Коррупция в китайской администрации, полиции и армии достигала колоссальных масштабов, а основная масса населения жила чрезвычайно бедно и за очень небольшие деньги была готова на все.
Работа облегчалась еще и тем, что иностранцы в Китае считались".гражданами высшего сорта". Они жили компактно на территории международного сеттльмента, французской и японской концессий — все эти поселения пользовались правами экстерриториальности, на их территории не действовали китайские законы. Формально в начале 1930 года Чан Кайши отменил особый статус этих районов, но фактически все оставалось как было.
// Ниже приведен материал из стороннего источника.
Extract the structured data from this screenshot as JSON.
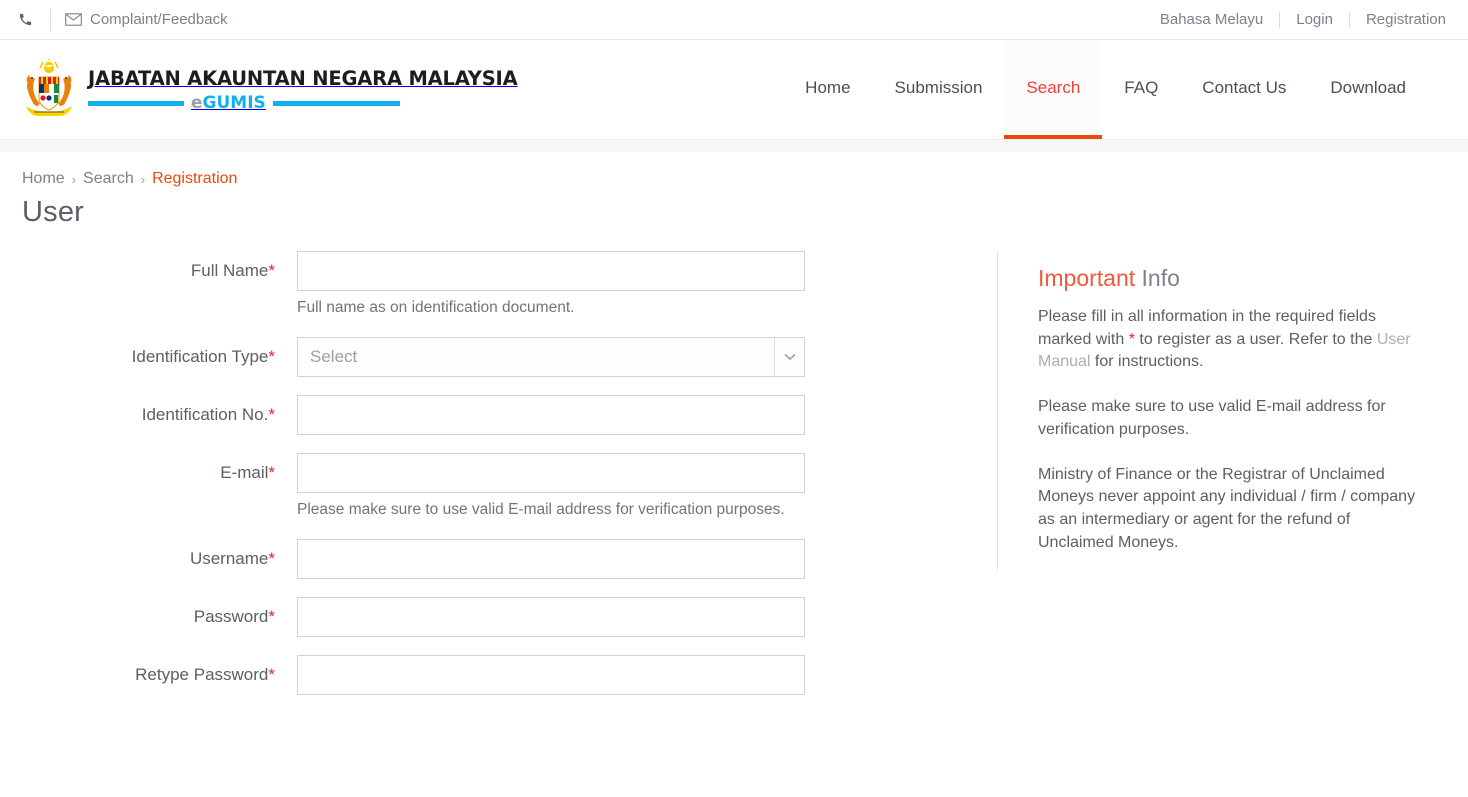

Зорге прибыл в страну вместе с двумя сотрудниками Четвертого управления. Одним из них был Зепп Вайнгартен, его первый радист. Второй — куратор из Центра с псевдонимом "Алекс". По словам Зорге, "задача "Алекса" состояла в обеспечении связи с… управлением и, кроме того, в освещении военных проблем… И, хотя я был командирован в качестве его помощника по политическим вопросам, мы на взаимных началах работали самостоятельно. Поскольку он был старше меня по возрасту и имел прямую связь с Москвой, его нужно считать старшим и по службе. Через некоторое время после его отъезда из Шанхая я принял на себя технические, организационные и военные вопросы и стал руководителем группы по всем направлениям".
Что касается "Алекса" то в установлении личности этого человека сохраняется некоторая путаница. Этот псевдоним принадлежит сотруднику Четвертого управления Льву Александровичу Боровичу (Розенталю), который действительно работал в Шанхае и курировал группу, созданную Зорге. Но это было значительно позднее, в 1936–1937 годах, когда самого Зорге в Шанхае уже не было.
Что же касается того "Алекса", который приехал вместе с ним в Шанхай в 1930 году, то это был совсем другой человек. Настоящее его имя — Александр Петрович (Израиль Хаскелевич) Улановский. И прославился он как резидент-неудачник, поскольку большинство его командировок заканчивались провалами. Он родился в 1891 году в Одессе и был старше Зорге на 4 года. Начинал Улановский как анархист, но уже в 1921–1924 годах находился на нелегальной разведывательной работе в Германии по линии ВЧК. В 1928 году, почти одновременно с Зорге, он перешел в Разведупр, и в 1930 году после Шанхая вернулся в Германию разведчиком-нелегалом.
Дочь Улановского Надежда тоже приехала в Шанхай в качестве радистки. Она так описала свою первую встречу с Зорге: "Наконец, прибыла в Шанхай, встретили меня отец и Зорге. Рихарда я тогда увидела в первый раз. Высокого роста тёмный шатен, выглядел старше своих 35 лет — значительное, интеллигентное лицо в морщинах. Он был ранен в Первую мировую войну и прихрамывал. Говорил ом с нами по-немецки и по-английски. Я не знала, что он родился в России и владел русским не хуже нас.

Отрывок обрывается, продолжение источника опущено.